With the highly contagious Delta variant of COVID-19 causing surges like the one behind 10,000 new cases per day in Florida and the one forcing half of Australia’s population into lockdown, it’s clear the kinds of technological innovations that have helped protect more than a billion people from COVID-19 will continue to be needed.
Revolutionary vaccines, innovative surveillance technologies and rapid genome sequencing are examples of the kinds of breakthroughs made possible by biotechnology, a field that will continue to draw investment for its life-saving impacts.
The power of biotechnology has been made clear since the start of the pandemic, especially to anyone who has received a COVID-19 vaccination — and so far, about two-thirds of the U.S. population has. Those innovations have an impact on the companies that produce them, too, and investment in biotechnology companies continues to be strong.
In the past, investment in biotechnology companies may have been seen as too risky for retail investors, as finding a successful company relied on finding one whose complex technology might succeed. Now, a first-hand reminder to the world of the power biotechnological innovation can have, coupled with continued innovation in fields from genome sequencing to messenger RNA vaccinations, have the industry primed for new investment.
That new investment will take the form of both retail investors spurred by that powerful demonstration and sophisticated venture capital and private equity firms who have always sought to deeply analyze potential innovations. Together they all have the capability to launch new businesses and vault existing companies to new levels of success.
“New investors mean new sources of capital for biotechs, which has led to an upward trend in valuations,” Sunjay Malhotra and Julian Stanier wrote last fall in the journal Biotechnology Law Report. Just in the past year alone, shares of Moderna have more than quadrupled and Cassava Sciences, which is conducting clinical trials to treat Alzheimer’s Disease, has gone from a market cap of about $77 million to nearly $5 billion today.

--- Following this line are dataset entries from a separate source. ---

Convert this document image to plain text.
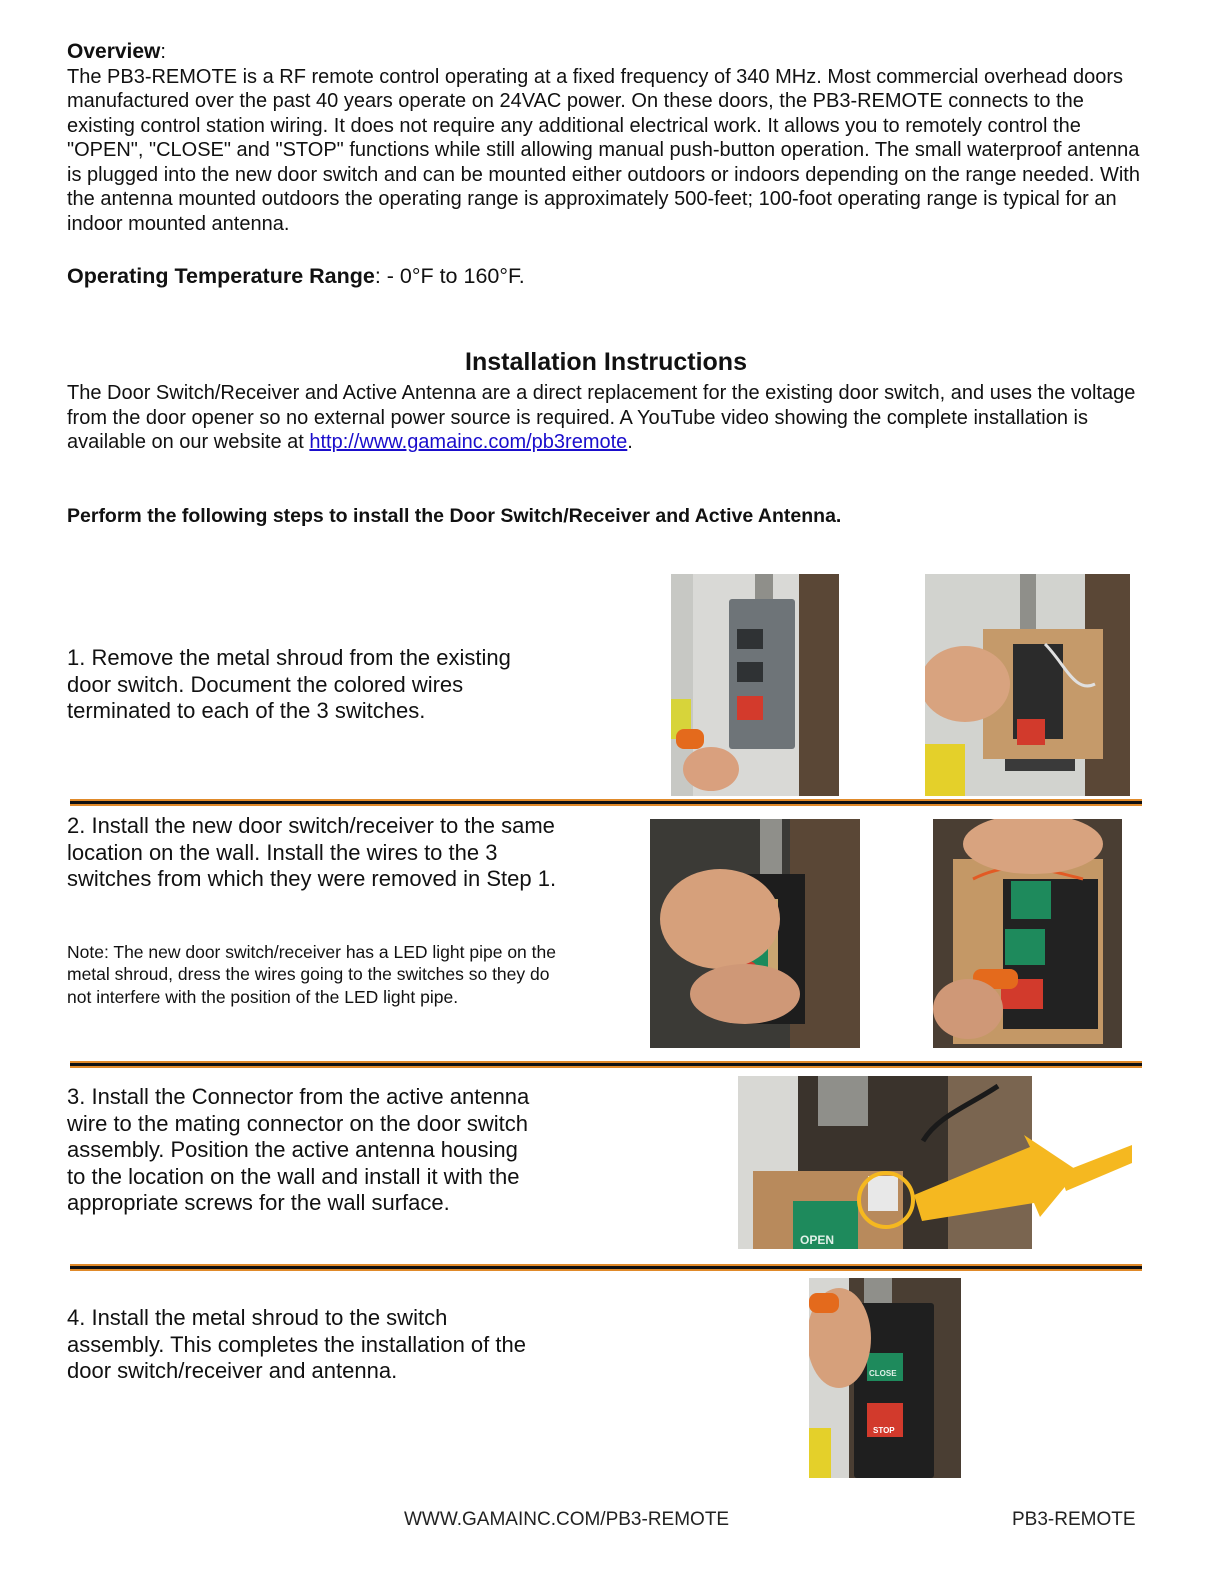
Overview:
The PB3-REMOTE is a RF remote control operating at a fixed frequency of 340 MHz. Most commercial overhead doors manufactured over the past 40 years operate on 24VAC power. On these doors, the PB3-REMOTE connects to the existing control station wiring. It does not require any additional electrical work. It allows you to remotely control the "OPEN", "CLOSE" and "STOP" functions while still allowing manual push-button operation. The small waterproof antenna is plugged into the new door switch and can be mounted either outdoors or indoors depending on the range needed. With the antenna mounted outdoors the operating range is approximately 500-feet; 100-foot operating range is typical for an indoor mounted antenna.
Operating Temperature Range: - 0°F to 160°F.
Installation Instructions
The Door Switch/Receiver and Active Antenna are a direct replacement for the existing door switch, and uses the voltage from the door opener so no external power source is required. A YouTube video showing the complete installation is available on our website at http://www.gamainc.com/pb3remote.
Perform the following steps to install the Door Switch/Receiver and Active Antenna.
1. Remove the metal shroud from the existing door switch. Document the colored wires terminated to each of the 3 switches.
2. Install the new door switch/receiver to the same location on the wall. Install the wires to the 3 switches from which they were removed in Step 1.
Note: The new door switch/receiver has a LED light pipe on the metal shroud, dress the wires going to the switches so they do not interfere with the position of the LED light pipe.
3. Install the Connector from the active antenna wire to the mating connector on the door switch assembly. Position the active antenna housing to the location on the wall and install it with the appropriate screws for the wall surface.
OPEN
4. Install the metal shroud to the switch assembly. This completes the installation of the door switch/receiver and antenna.	CLOSE
STOP
WWW.GAMAINC.COM/PB3-REMOTE	PB3-REMOTE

And just as Moderna found success with its COVID-19 vaccine, successful biotech companies must be able to hang their hats on technology that has a reasonable timeline to becoming a reality. Synthetic messenger RNA technology had been in the pipeline for years, but 2020 brought it to the forefront and made it a reality. What field will next be sped up by a great need? One obvious candidate is adapting the same messenger RNA technology to improve seasonal flu vaccines, but what about other big challenges like cancer, heart disease, diabetes, HIV and other modern day treatable conditions that burden our healthcare system financially?
Investment into biotech is always a long-term proposition, but the coronavirus pandemic has been a reminder of the impact successful innovations can have. Biotech has the power to help countless people, and an increase in investment is necessary in order to accelerate scientific progress and drive a positive impact that will help many.
Artem A. Trotsyuk is a bioengineer and computer scientist by training. He is also a venture capitalist with the R42 Group, investing in early stage companies in AI, deep science and biotech.